Rebensburg - selbstbewusste Hoffnungsträgerin Nummer eins

Viktoria Rebensburg

Ski-WM in Are

Rebensburg - selbstbewusste Hoffnungsträgerin Nummer eins

Noch gab es bei der Ski-WM in Are für das deutsche Team keine Einzel-Medaille. Beim Riesenslalom setzt der DSV auf seine Speedspezialistin Viktoria Rebensburg. Die zählt sich zwar nicht zu den Topfavoritinnen, verweist aber selbstbewusst auf ihr Können.

Viktoria Rebensburg reiste zwar ohne Saisonsieg nach Are, doch im Riesenslalom ist sie die Hoffnungsträgerin Nummer eins des Deutschen Skiverbandes (DSV). Auch wenn ihr die WM-Generalprobe in Maribor, als sie bereits im ersten Durchgang ausschied, misslang. "Zu den allergrößten Favoriten, speziell, wenn man sich das letzte Rennen anschaut, gehöre ich nicht", sagt Rebensburg, die im Super-G aber schon gezeigt hat, was möglich ist.

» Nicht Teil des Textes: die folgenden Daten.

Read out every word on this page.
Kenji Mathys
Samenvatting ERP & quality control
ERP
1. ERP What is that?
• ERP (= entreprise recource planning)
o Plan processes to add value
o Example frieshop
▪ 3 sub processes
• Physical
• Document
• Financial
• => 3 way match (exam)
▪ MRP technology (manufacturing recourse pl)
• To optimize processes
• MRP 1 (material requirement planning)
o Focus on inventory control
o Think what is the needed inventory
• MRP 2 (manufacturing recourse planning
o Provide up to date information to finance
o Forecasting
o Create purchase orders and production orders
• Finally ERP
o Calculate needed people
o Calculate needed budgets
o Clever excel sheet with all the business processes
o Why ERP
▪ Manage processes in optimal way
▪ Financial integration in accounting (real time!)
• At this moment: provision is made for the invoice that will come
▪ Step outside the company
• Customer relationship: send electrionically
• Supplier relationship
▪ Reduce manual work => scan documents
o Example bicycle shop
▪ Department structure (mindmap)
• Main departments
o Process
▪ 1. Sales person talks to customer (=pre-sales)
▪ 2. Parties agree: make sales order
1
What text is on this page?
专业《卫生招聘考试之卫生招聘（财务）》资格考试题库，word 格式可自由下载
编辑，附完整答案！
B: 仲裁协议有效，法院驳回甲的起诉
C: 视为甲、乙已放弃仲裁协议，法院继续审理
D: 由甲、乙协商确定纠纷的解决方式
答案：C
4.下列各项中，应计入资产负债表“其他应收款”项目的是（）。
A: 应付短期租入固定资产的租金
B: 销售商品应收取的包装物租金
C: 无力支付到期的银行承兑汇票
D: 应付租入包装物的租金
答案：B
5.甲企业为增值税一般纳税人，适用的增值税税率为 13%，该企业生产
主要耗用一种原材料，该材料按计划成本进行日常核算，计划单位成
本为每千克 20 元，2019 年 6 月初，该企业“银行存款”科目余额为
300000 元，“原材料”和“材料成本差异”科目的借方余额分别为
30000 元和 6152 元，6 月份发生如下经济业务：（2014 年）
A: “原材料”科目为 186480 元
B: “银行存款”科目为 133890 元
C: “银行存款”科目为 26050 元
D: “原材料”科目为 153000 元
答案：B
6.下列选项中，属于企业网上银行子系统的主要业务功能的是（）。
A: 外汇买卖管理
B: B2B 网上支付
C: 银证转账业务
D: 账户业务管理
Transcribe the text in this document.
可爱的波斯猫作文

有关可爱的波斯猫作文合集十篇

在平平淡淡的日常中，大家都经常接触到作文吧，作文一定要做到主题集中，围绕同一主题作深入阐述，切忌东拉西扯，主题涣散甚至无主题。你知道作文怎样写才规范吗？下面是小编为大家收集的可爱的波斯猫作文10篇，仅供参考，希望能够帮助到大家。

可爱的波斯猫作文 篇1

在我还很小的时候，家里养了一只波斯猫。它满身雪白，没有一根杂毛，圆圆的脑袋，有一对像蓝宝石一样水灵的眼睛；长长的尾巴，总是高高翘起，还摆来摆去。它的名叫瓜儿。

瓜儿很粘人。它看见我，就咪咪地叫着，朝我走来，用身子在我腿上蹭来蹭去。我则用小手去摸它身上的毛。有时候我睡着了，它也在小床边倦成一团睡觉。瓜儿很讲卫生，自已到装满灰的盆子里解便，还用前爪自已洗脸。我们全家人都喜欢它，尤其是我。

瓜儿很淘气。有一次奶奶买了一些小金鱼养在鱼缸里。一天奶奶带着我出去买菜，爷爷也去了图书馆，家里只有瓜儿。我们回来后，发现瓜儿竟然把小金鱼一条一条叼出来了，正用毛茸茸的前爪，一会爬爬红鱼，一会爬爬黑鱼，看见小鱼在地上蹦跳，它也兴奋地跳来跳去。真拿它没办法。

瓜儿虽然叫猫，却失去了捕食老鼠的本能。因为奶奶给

Rebensburg hat gezeigt, was sie kann

In der Saison hatte sie mit zweiten Plätzen in Courchevel und Semmering für ihre Paradedisziplin jedoch viel Selbstvertrauen tanken können. Zudem zeigte sie mit einem vierten und fünften Platz, dass mit ihr immer vorne zu rechnen ist. Das nötige Selbstbewusstsein hat die Oberbayerin also: "Ich weiß auf alle Fälle, was ich kann. Auch, dass ich sehr schnell und gut Riesenslalom fahren kann."

Bei der WM gelang ihr dann im Super-G eine starke Leistung, die 29-Jährige schrammte jedoch denkbar knapp, um gerade mal 0,02 Sekunden, an einer Medaille vorbei. Platz vier ein undankbares Ergebnis, dass die Kreutherin schon im WM-Super-G 2017 und auch im olympischen Riesenslalom 2018 eingefahren hatte.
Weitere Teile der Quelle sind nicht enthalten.